Shallow groundwater may deteriorate over decades, says Fogg. The quality of deeper reserves may only become a problem after two or three centuries. Yet he notes that this could come sooner than the current estimates of the expected exhaustion of a basin.

Marc Bierkens at Utrecht University in the Netherlands, who wasn’t involved with the study, agrees that the problem Pauloo and Fogg have identified is important and worrying for the world’s food supply in the long term.

“It means that stopping the overexploitation of aquifers is not enough. You must make them open again, for a time adding much more water than is pumped out. In many cases, that won’t be realistic,” says Bierkens.

He thinks that a number of important aquifers, such as the Indus basin in South and East Asia, the Ogallala Aquifer in the US and the La Mancha aquifers in Spain, could very well be affected. “In most of the important regions, you’ll reach that point,” he says.

If refilling an aquifer isn’t feasible, farmers and cities will have to deal with the salty water as best they can, according to Bierkens. “You could desalinate the water,” he says, though doing so costs money, which means the approach may not be economical for many small-scale farmers.

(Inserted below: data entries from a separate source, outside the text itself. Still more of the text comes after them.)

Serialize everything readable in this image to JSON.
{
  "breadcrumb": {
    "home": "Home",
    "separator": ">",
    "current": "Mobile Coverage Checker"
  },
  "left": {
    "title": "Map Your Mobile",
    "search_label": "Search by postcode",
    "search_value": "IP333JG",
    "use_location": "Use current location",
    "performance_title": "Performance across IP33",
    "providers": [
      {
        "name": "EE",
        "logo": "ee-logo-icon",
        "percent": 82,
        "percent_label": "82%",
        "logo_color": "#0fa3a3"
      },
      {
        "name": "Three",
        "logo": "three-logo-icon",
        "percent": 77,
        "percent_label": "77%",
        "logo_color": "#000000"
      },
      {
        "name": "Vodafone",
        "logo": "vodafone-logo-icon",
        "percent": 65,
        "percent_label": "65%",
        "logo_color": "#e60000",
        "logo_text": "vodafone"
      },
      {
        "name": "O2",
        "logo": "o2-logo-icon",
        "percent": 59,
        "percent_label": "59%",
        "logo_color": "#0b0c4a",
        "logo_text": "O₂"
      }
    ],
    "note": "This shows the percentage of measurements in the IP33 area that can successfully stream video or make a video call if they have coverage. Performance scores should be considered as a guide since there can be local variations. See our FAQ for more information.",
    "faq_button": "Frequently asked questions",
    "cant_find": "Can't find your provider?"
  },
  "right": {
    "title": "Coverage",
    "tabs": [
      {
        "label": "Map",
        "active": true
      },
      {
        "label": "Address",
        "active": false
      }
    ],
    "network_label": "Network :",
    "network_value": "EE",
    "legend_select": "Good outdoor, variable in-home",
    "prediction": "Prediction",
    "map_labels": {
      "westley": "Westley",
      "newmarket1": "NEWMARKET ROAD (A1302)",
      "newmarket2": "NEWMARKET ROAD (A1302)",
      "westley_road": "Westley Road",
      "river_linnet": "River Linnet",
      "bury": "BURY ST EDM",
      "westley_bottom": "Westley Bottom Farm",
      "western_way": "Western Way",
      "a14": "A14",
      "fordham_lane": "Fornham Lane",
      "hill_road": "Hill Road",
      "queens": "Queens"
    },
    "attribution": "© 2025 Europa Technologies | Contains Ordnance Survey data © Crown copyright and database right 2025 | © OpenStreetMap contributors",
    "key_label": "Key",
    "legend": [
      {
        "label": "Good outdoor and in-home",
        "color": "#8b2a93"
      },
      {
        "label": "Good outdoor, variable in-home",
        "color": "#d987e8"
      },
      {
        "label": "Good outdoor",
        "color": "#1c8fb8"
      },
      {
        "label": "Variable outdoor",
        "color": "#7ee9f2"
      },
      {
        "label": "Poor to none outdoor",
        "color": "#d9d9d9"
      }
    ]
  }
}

Pauloo agrees that desalinisation may be needed to deal with the problem. Yet the world should also start to see aquifers for what they are, he says: freshwater reservoirs that dwarf the storage capacity of human-made ones and could potentially replace them. This might have the added benefit of opening them up again. Compared with water flows above ground, “we haven’t really developed the same kind of infrastructure, planning and management around groundwater storage”, he says.